Here config settings for the pic18f4550
__CONFIG _CONFIG1L, _PLLDIV_5_1L & _CPUDIV_OSC1_PLL2_1L & _USBDIV_2_1L
__CONFIG _CONFIG1H, _FOSC_HSPLL_HS_1H
__CONFIG _CONFIG2L, _PWRT_ON_2L & _BOR_ON_2L & _BORV_2_2L & _VREGEN_ON_2L
__CONFIG _CONFIG2H, _WDT_OFF_2H
__CONFIG _CONFIG3H, _MCLRE_ON_3H & _LPT1OSC_OFF_3H & _PBADEN_OFF_3H & _CCP2MX_ON_3H
__CONFIG _CONFIG4L, _STVREN_ON_4L & _LVP_OFF_4L & _ICPRT_OFF_4L & _XINST_OFF_4L & _DEBUG_OFF_4L

Luckyborg
- 22nd June 2009, 15:40
I have run up to 5 micros with one crystal, but they are all very close together, so don't try to extend a wire too far.

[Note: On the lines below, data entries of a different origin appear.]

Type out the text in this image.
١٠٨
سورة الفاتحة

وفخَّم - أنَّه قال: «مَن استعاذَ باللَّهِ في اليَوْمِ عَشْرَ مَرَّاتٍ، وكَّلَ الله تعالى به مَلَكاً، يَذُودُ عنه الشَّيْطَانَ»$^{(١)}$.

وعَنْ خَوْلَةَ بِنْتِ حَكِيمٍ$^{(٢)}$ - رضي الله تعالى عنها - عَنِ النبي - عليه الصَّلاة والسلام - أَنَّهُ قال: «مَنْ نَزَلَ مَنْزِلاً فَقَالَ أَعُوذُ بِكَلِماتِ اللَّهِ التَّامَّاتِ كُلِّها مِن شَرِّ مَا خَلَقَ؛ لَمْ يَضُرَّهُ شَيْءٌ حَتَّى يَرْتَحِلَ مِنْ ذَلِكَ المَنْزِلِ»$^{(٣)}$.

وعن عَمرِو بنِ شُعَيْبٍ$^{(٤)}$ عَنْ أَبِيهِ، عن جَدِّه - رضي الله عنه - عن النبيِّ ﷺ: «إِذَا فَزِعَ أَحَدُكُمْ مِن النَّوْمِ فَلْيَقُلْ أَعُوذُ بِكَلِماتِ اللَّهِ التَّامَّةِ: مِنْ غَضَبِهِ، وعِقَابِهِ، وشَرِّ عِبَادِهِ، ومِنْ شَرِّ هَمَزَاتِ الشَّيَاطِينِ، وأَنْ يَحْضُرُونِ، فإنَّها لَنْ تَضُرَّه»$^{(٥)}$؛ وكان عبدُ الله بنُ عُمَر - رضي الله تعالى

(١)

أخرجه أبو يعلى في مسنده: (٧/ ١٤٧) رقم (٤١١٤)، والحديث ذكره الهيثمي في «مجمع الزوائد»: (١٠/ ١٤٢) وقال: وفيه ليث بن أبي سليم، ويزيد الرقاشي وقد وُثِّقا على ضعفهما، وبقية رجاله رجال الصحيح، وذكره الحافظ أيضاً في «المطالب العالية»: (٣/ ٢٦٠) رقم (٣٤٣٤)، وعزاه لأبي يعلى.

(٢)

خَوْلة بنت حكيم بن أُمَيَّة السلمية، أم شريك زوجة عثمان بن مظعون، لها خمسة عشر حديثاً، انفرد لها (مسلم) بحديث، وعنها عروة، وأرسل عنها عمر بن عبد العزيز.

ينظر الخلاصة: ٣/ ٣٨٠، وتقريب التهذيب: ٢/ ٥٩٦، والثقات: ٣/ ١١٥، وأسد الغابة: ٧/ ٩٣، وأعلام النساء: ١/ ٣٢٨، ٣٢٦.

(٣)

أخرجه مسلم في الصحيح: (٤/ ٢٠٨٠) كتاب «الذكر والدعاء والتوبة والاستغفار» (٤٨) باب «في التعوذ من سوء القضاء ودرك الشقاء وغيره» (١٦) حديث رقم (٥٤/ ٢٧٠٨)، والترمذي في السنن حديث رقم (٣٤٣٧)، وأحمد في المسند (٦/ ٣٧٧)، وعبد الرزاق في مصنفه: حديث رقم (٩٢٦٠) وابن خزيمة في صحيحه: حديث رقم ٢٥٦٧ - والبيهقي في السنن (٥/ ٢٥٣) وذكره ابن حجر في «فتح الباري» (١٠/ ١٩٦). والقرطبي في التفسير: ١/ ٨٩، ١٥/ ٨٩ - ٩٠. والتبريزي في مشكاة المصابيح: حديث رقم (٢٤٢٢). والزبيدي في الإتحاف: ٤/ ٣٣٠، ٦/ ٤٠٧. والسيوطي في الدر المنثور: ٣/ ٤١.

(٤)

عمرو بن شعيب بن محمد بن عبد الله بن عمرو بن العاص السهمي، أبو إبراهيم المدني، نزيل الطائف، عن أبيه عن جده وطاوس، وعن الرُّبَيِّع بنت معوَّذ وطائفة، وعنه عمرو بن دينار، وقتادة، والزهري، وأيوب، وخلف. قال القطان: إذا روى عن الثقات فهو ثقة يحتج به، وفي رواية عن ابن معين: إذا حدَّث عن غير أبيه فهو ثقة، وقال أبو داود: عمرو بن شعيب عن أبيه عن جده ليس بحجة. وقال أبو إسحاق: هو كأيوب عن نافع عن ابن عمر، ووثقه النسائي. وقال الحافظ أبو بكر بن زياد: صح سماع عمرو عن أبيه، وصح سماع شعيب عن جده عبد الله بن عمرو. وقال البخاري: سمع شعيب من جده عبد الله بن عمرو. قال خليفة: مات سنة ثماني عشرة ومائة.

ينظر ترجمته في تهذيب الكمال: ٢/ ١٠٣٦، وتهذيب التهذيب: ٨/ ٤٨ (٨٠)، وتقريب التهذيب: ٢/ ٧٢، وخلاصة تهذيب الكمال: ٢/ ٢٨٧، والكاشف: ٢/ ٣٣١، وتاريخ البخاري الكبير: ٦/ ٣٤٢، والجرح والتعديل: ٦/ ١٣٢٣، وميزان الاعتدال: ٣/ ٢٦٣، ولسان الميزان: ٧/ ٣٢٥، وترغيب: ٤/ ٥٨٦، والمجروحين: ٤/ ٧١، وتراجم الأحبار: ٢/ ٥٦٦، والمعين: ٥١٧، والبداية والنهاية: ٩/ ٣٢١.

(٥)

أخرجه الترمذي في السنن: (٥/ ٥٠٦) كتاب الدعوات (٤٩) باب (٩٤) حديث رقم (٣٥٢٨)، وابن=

When I did it I shared both pins 13 and 14 between the chips, not sure if that really matters or not.

Archangel
- 22nd June 2009, 18:52
to get more drive on that OSC out line you could buffer with an inverter . . .

Michael Wakileh
- 22nd June 2009, 19:27
I asked the question because I didn't understand how the crystals work and what the difference is to the resonators...As far as I understand now, the crystal amplifies ac noise at its resonant frequency at startup until everything is in synch with its resonant frequency...So there's a 5volt AC signal present there? I'm guessing I could pull one line into the comparator, and use the comparator output...Would that help to extend the wire?